In 2015, after the announcement of the SDGs or Sustainable Development Goals, a new global developmental framework through the year 2030, the United Nations described data as the “lifeblood of decision-making and the raw material for accountability” for the purpose of realizing these developmental goals. This curious yet key link between these new developmental goals and the use of quantitative data for agenda setting invited a flurry of big data-led initiatives such as but not limited to Data2X, that sought to further strengthen and solidify the relationship between ‘Big Development’ and ‘Big Data.’

One of those SDG goals (Goal 5) prioritizes gender equality and empowerment of women and girls not only as a standalone goal but also as a crucial factor to realizing the other goals. In response, several academic and non-profit initiatives have begun to interpret and conduct data-led gendered development or the “gender data revolution”. As with other data discourses, the gender-data discourse is also one of ‘speed’, charging ahead using a variety of quantitative and visualization approaches to reveal and eventually solve gendered problems of development.

These interventions also invite some classical critical questions: who is setting the agenda for the gender data revolution and who are its imagined subjects? How are questions of participation and asymmetries of power in developmental research being addressed? How does the gender data revolution address the situatedness as well as incompleteness of data records in the Global South (where most sites of intervention are)? Speaking specifically to the theme of this special issue (‘cross-cultural feminist technologies’), this paper demonstrates how the welfarist discourse of data-led gender development is, in fact, assembled through the overwhelming enumeration of female-identifying bodies in the Global South.

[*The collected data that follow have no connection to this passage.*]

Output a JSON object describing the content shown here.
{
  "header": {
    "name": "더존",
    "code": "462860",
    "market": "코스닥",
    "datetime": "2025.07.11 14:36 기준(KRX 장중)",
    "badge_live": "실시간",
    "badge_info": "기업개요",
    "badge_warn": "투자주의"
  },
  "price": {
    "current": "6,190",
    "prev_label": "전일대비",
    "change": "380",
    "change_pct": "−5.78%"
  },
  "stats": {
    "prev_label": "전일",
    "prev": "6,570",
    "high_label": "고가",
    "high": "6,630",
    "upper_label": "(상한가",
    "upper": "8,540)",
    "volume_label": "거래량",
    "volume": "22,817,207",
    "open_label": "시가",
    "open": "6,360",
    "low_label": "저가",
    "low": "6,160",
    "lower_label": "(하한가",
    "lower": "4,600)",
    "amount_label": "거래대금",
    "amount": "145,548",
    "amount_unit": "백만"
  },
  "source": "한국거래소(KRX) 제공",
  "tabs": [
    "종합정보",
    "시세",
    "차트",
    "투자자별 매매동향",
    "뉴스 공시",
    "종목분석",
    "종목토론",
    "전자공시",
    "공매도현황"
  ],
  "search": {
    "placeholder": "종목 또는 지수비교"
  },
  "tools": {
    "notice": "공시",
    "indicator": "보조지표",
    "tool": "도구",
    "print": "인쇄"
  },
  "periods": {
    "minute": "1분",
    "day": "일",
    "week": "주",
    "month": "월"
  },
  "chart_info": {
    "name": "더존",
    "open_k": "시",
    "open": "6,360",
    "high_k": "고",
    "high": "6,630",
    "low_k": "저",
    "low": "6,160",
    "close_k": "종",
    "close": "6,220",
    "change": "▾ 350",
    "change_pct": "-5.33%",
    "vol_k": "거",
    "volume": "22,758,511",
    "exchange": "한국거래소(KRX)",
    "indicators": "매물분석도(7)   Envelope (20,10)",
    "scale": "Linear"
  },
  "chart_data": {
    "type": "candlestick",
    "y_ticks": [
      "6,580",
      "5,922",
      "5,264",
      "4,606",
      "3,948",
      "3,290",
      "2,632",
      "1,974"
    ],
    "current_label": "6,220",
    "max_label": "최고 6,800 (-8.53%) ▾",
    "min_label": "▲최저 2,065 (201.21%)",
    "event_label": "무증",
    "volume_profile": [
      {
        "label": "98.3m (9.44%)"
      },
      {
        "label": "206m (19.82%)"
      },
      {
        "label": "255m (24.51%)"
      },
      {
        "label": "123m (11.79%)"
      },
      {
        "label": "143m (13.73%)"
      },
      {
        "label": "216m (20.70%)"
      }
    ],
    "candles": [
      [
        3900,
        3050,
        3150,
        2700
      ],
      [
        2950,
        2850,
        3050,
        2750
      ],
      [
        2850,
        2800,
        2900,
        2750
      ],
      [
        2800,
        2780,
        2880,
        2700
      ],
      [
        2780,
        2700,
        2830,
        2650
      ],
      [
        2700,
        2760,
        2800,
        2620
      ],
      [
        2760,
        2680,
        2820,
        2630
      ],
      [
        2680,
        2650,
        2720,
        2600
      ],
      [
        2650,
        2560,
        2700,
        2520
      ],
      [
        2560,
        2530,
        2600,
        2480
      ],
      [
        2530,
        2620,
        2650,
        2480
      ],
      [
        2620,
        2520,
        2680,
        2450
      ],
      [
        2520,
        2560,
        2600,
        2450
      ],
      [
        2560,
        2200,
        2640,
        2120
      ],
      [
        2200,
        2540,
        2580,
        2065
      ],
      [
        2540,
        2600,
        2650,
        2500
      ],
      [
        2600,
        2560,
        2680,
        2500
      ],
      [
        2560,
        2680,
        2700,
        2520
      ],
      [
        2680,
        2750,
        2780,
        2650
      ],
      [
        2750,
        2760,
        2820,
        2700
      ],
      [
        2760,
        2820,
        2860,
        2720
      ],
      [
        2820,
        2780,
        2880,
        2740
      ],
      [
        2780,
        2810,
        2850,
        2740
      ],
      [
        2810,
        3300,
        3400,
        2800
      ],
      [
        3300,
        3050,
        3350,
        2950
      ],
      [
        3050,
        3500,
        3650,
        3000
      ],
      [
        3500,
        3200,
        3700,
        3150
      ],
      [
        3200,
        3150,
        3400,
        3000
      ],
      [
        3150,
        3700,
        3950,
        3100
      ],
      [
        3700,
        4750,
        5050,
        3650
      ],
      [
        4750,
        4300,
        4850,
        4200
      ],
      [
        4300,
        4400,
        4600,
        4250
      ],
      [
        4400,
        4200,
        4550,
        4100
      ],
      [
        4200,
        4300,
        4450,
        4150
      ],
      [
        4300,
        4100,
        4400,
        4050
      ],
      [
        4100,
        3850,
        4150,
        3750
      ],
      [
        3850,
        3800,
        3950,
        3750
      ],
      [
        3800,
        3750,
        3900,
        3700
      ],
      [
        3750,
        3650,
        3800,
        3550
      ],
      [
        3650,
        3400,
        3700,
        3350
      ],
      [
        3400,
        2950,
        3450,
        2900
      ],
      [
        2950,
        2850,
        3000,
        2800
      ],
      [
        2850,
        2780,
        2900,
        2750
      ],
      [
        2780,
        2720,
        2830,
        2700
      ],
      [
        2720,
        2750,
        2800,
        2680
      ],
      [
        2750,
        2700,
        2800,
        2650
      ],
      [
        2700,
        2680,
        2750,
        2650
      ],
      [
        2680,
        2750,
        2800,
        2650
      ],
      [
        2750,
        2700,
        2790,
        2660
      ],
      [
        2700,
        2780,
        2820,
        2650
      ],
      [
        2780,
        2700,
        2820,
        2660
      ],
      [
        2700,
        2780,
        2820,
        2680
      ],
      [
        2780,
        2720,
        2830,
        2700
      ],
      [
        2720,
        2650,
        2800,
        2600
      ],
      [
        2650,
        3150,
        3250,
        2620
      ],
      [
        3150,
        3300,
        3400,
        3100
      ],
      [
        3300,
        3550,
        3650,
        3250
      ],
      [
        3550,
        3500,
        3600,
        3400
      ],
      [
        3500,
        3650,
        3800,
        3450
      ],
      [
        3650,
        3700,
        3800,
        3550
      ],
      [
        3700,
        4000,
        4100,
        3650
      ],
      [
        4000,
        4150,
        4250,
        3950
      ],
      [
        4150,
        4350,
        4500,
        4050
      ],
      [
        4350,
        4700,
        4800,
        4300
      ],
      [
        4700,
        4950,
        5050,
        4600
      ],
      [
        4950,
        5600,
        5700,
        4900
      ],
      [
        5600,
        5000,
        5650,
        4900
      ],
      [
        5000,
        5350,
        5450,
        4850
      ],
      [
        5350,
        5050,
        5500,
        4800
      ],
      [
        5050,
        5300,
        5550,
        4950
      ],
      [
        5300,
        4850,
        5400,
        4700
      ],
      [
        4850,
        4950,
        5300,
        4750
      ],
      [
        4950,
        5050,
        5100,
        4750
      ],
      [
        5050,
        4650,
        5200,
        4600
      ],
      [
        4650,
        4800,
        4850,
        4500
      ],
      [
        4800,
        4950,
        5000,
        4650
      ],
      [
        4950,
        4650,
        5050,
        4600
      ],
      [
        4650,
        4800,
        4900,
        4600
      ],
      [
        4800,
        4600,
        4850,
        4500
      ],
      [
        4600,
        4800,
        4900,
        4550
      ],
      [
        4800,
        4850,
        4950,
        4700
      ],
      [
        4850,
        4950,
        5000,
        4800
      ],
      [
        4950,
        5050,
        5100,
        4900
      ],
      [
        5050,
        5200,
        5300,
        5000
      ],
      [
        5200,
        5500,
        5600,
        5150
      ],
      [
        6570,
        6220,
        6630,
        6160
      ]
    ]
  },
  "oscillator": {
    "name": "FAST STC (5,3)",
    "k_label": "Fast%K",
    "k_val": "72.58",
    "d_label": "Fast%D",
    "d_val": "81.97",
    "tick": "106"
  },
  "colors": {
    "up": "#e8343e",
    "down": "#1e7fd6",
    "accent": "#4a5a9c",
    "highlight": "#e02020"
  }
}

The paper offers critical historical insights from the fields of international development, anthropology, and postcolonial history to caution against both, the possible harms of gender disaggregated datafication as well as the consequences of non-participatory datafication of women, the subjects of the gender data revolution.

Read the full paper here.

This study was undertaken as part of the Big Data for Development network supported by the International Development Research Centre, Canada, and is shared under Creative Commons Attribution 4.0 International license.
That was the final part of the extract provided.